The big news this year among the sun-spotted and beach-loving folks of New Jersey, USA, centers around the current condition of the state’s big swimming and boating vacation sludge basket — the Barnegat Bay.
It seems that 2012’s Hurricane Sandy washed a lot of big debris into what was already a pretty yucky body of water, and suddenly a few cars and houses start getting dragged out of the depths and everybody is up in arms and getting a big league education. It took a big storm to make the people of New Jersey realize that Barnegat Bay was washed up long before Hurricane Sandy made a valiant but misguided attempt to re-washed it.
“The bay is not safe for the time being and I have to think of another place to bring my kids this summer,” said Conner Soden, a saavy local who looks forward each year to crabbing and swimming and booze cruising on the brimy body of water that sits between the New Jerey mainland and the barrier Islands that are the home to a lot of beach resorts — namely Seaside Heights — the home to MTV’s “Jersey Shore” and a few new zombie movies in the making.
“The kids like to go tubing and crabbing and it’s going to be hard to tell them that this year is either off or it’s going to be a heck of a lot different. They’re pulling cars and parts of houses out of that water and I think it’s dangerous. I’m thinking of taking my wife and my kids and my 22-foot Crownline down to Virginia Beach this year. Catch some blue claws, ya know?”

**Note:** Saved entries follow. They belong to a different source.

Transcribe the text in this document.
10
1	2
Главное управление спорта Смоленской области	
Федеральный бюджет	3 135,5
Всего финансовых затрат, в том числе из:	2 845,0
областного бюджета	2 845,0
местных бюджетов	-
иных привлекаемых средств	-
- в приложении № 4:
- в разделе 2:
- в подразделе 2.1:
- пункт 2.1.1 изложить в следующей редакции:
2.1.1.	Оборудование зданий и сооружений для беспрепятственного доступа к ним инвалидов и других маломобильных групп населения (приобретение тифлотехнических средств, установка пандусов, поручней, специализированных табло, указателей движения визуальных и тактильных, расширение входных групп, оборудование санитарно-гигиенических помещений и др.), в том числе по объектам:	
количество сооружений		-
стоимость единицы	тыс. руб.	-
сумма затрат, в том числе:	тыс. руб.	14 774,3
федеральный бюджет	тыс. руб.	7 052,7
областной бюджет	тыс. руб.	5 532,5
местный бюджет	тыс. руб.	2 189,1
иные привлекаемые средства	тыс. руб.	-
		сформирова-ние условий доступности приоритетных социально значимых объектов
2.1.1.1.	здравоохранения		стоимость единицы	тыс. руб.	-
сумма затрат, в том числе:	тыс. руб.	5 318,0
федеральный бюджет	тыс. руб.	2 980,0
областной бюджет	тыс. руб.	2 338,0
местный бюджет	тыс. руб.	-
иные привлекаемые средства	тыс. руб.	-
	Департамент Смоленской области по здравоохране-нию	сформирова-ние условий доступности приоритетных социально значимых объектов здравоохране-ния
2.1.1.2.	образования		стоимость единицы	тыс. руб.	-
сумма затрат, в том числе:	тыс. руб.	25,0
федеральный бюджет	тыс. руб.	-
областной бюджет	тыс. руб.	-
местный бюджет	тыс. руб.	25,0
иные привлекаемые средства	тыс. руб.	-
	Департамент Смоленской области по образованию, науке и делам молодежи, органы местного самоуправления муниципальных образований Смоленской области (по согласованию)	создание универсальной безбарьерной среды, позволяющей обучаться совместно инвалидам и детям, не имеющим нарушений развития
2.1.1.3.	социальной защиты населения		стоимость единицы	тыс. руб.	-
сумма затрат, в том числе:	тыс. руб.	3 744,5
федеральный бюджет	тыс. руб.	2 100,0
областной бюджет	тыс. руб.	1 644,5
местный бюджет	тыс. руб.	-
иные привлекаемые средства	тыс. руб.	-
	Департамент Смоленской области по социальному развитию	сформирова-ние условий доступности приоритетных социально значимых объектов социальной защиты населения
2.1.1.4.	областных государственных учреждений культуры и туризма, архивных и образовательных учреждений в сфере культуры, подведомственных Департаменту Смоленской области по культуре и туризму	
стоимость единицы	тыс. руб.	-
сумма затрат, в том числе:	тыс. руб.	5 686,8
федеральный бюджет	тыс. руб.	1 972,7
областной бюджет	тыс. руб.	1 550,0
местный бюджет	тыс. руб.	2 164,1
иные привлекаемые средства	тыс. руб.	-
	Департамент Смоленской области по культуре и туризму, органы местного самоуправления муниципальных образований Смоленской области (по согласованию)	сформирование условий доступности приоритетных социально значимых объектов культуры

Dangerous? Now people think Barnegat Bay is dangerous because a few cars have been pulled out of it? In truth, however, the bay has been dangerous for decades, and a few castaway cars, houses and boats are the least of the problems.
What kind of strong stomachs would eat an oily crab from this mudhole and who would want to even swim there? If anything, the surge of Hurricane Sandy probably cleaned up Barnegat bay more than it dirtied it. Sadly, however, nature’s chance for an Al Gore moment, washed away the hard work and hopes and dreams of a lot of people whose homes and lives got washed away in the fury of the storm.
“So you have some big chunks of stuff in there — big deal. You can always haul it out.” said a local crane operator. “Hopefully the force of the storm pulled away some of the real hidden dangers of Barnegat bay — the filthy muck and mire that lines the bottom of that giant mudhole. Years of factory contamination and cancer-causing chemicals got stirred up. Hey, the truth hurts, but somebody has to tell the people. I notice already that the bay water itself is a whole lot cleaner, but you got to remember that a lot of the silt got churned up and that’s where the bad stuff usually hides out.”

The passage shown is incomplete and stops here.